Role: It ensures that the initiator tRNA is correctly placed at the start codon. Upon binding to the small ribosomal subunit and the initiator tRNA, it hydrolyzes GTP to provide the energy required for the assembly of the large ribosomal subunit (50S).
c. IF-3 (Initiation Factor 3):
Function: Binds to the small ribosomal subunit (30S) to prevent it from prematurely associating with the large ribosomal subunit (50S).
Role: Ensures that the mRNA and the initiator tRNA are correctly positioned on the 30S subunit before the large subunit joins, aiding in the proper selection of the start codon and promoting the dissociation of the 70S ribosome into its subunits to initiate a new round of translation.
Binding of tRNA: tRNA Binding: The initiator tRNA carrying formylmethionine (fMet-tRNA) binds to the P site of the 30S subunit. This tRNA recognizes the start codon AUG.

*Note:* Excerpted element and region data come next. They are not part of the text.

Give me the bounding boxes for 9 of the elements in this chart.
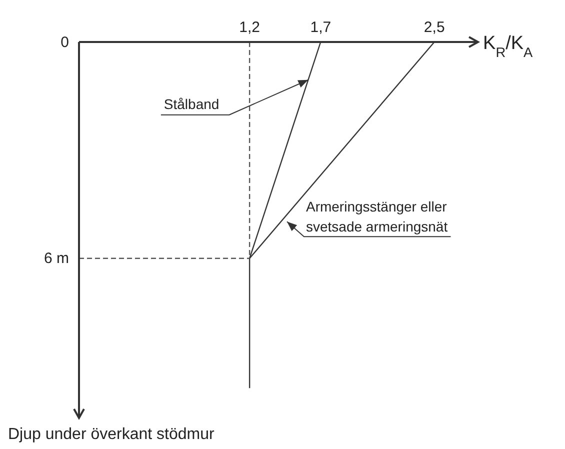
y-tick-label: 6 m — [44, 250, 69, 268]
y-axis-title: Djup under överkant stödmur — [8, 426, 215, 443]
x-axis-title: K$_{R}$/K$_{A}$ — [483, 33, 534, 60]
x-tick-label: 2,5 — [424, 19, 445, 36]
series-label: Armeringsstänger eller svetsade armeringsnät — [306, 198, 448, 235]
x-tick-label: 1,7 — [310, 19, 332, 36]
y-tick-label: 0 — [60, 34, 69, 51]
text: Stålband — [164, 96, 220, 112]
x-tick-label: 1,2 — [239, 19, 260, 36]
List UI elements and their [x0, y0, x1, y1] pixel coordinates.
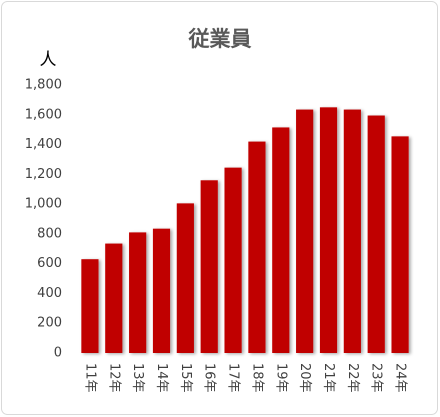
x-tick-label: 11年 [82, 363, 97, 393]
y-tick-label: 1,000 [25, 197, 62, 212]
x-tick-label: 22年 [345, 363, 360, 393]
bar [367, 115, 385, 354]
y-tick-label: 200 [37, 316, 62, 331]
x-tick-label: 16年 [202, 363, 217, 393]
bar [224, 167, 242, 353]
y-tick-label: 600 [37, 256, 62, 271]
y-tick-label: 1,800 [25, 78, 62, 93]
x-tick-label: 12年 [106, 363, 121, 393]
bar [248, 141, 266, 353]
y-tick-label: 1,200 [25, 167, 62, 182]
y-axis-label: 人 [40, 50, 57, 70]
x-tick-label: 18年 [249, 363, 264, 393]
y-tick-label: 800 [37, 226, 62, 241]
bar [129, 232, 147, 353]
y-tick-label: 1,600 [25, 107, 62, 122]
x-tick-label: 14年 [154, 363, 169, 393]
bar [319, 107, 338, 353]
x-tick-label: 21年 [321, 363, 336, 393]
bar [105, 243, 123, 353]
bar [272, 127, 290, 353]
x-tick-label: 20年 [297, 363, 312, 393]
x-tick-label: 17年 [226, 363, 241, 393]
chart-title: 従業員 [188, 27, 252, 51]
x-tick-label: 19年 [273, 363, 288, 393]
bar [296, 109, 314, 353]
bar [81, 259, 99, 353]
bar [343, 109, 361, 353]
bar [176, 203, 194, 353]
y-tick-label: 400 [37, 286, 62, 301]
x-tick-label: 24年 [393, 363, 408, 393]
bar [391, 136, 409, 353]
y-tick-label: 0 [54, 346, 62, 361]
x-tick-label: 23年 [369, 363, 384, 393]
x-tick-label: 15年 [178, 363, 193, 393]
bar [200, 180, 218, 353]
bar [152, 228, 171, 353]
x-tick-label: 13年 [130, 363, 145, 393]
y-tick-label: 1,400 [25, 137, 62, 152]
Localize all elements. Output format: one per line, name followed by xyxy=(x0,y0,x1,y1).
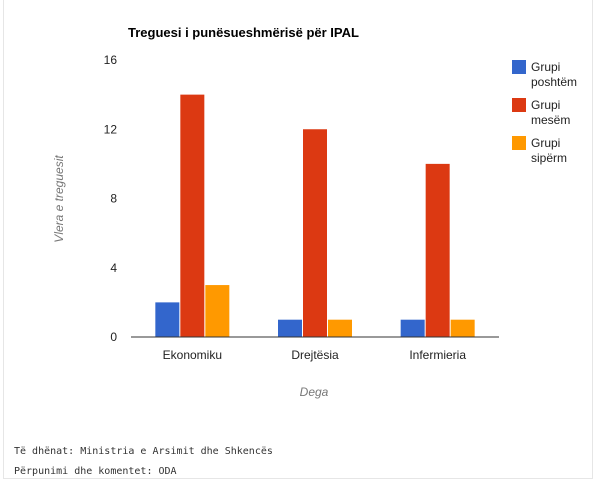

Assembly of the Complete Ribosome: The 50S large ribosomal subunit joins the 30S subunit to form the functional 70S ribosome, displacing the initiation factors. The mRNA, the initiator tRNA (fMet-tRNA), and the ribosome are now ready for the elongation phase.
(B) Elongation
Codon Recognition and tRNA Entry:
The next codon in the mRNA is exposed in the A site. The appropriate aminoacyl-tRNA, carrying the corresponding amino acid, binds to this codon with the help of elongation factor EF-Tu, which hydrolyzes GTP to GDP to provide the energy required for this step.
Peptide Bond Formation:
The ribosome catalyzes the formation of a peptide bond between the amino acid in the A site and the growing peptide chain attached to the tRNA in the P site. This reaction is facilitated by the peptidyl transferase activity of the ribosome.
Translocation:
The ribosome moves one codon along the mRNA in a process called translocation, facilitated by elongation factor EF-G, which also hydrolyzes GTP. The tRNA carrying the growing peptide chain shifts from the A site to the P site, and the empty tRNA moves to the E site (exit site), where it is released from the ribosome.
Repeat:
This cycle repeats, adding one amino acid at a time to the growing polypeptide chain, with each new codon being read in the A site.
Termination
A stop codon (UAA, UAG, or UGA) enters the A-site of the ribosome.
RF1 or RF2 binds to the stop codon.
The releasing factor triggers peptidyl transferase to hydrolyze the bond between the polypeptide and the tRNA in the P-site.
The polypeptide is released.
RF3-GTP binds and helps dislodge RF1/RF2 from the ribosome.
Ribosomal subunits, mRNA, and remaining tRNAs disassociate, ending translation.